Około 60 tysięcy złotych miesięcznie. Wisła Kraków nie chciała mu tyle zaoferować

2025-06-24 23:39:45; Aktualizacja: 5 godzin temu
Około 60 tysięcy złotych miesięcznie. Wisła Kraków nie chciała mu tyle zaoferować Fot. Kacper Pacocha / PressFocus
Mateusz Michałek
Mateusz Michałek Źródło: Piotr Potępa [X]

Na tapecie był temat transferu do Wisły Kraków Serhija Krykuna, ale obecnie jest on bliżej ŁKS-u Łódź. Zdaniem Piotra Potępy z Igol.pl problemem w tym pierwszym przypadku okazały się oczekiwania finansowe.

Serhij Krykun to zawodnik mający na koncie 76 meczów oraz cztery gole w Ekstraklasie. Ostatnio urodzony na ukraińskiej ziemi piłkarz przebywał na wypożyczeniu z Piasta Gliwice w Stali Mielec, która nie zdołała wywalczyć utrzymania na najwyższym rodzimym szczeblu rozgrywkowym. Kontrakt skrzydłowego lub ofensywnego pomocnika z tym pierwszym klubem obowiązuje z kolei do połowy 2026 roku.

O ile do niedawna wydawało się, że gracz może trafić do Wisły Kraków, to zdaniem Kamila Bętkowskiego obecnie bliżej mu do ŁKS-u Łódź. Szymon Janczyk z Weszlo.com dał do zrozumienia, iż w środę mają odbyć się testy medyczne.

A dlaczego jednak nie Wisła? Piotr Potępa przedstawił to tak, że poszło o względy finansowe.

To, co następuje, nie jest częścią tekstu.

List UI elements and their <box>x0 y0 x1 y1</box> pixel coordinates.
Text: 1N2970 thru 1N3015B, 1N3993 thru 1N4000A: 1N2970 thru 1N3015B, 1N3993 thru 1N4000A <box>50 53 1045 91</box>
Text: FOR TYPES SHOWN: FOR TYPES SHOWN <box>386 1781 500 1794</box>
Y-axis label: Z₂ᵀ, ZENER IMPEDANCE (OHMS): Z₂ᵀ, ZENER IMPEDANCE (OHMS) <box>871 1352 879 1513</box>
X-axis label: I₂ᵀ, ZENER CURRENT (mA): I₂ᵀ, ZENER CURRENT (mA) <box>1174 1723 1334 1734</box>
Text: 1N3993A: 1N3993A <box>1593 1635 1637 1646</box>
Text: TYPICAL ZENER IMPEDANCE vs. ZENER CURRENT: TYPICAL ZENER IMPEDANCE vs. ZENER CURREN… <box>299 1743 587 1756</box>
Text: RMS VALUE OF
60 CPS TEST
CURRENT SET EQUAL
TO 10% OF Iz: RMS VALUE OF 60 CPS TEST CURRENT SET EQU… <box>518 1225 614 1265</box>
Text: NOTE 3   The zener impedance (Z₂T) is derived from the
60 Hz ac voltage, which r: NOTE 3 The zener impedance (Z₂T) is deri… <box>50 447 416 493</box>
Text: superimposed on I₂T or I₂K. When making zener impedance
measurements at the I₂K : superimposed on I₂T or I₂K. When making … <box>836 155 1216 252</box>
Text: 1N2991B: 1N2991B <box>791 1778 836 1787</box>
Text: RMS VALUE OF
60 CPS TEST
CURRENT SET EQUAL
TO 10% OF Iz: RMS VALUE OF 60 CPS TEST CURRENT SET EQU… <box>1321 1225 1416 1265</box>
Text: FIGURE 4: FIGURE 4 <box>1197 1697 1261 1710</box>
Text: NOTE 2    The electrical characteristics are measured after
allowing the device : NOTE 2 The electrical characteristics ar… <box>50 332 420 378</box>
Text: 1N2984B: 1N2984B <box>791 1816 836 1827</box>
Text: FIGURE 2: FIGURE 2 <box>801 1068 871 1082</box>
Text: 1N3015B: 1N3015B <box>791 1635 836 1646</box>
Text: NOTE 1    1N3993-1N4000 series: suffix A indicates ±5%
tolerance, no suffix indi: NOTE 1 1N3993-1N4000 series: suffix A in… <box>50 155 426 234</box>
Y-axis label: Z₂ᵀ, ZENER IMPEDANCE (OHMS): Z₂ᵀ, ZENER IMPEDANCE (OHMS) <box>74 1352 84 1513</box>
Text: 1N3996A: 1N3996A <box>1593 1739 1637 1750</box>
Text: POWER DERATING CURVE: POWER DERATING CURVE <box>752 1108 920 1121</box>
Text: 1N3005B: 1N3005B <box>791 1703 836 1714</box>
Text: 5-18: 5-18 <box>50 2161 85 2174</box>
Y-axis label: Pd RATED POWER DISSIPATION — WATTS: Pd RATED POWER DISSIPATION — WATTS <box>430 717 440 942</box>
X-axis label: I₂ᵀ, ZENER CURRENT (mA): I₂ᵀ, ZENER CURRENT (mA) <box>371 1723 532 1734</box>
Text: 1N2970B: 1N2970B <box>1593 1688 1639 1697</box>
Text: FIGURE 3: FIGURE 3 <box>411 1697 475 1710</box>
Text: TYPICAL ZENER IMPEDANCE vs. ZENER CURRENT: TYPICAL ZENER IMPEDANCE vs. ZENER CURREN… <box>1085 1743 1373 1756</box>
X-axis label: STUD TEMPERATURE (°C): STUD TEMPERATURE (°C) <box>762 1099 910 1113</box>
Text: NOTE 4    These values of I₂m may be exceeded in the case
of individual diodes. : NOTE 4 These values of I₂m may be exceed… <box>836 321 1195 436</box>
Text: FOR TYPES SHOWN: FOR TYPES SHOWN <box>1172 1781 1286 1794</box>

„Ukraiński piłkarz był blisko Wisły Kraków, ale wszystko rozbiło się o wynagrodzenie zawodnika. Biała Gwiazda nie chciała płacić zawodnikowi około 60 tysięcy złotych miesięcznego wynagrodzenia” - napisał dziennikarz Igol.pl w serwisie społecznościowym X.

Wisła to czwarta ekipa ostatniego sezonu I ligi, która w barażach o awans uznała wyższość Miedzi Legnica. Łódzki zespół zajął 11. miejsce w tabeli. Zapewne oba kluby chcą powalczyć o promocję w następnych rozgrywkach.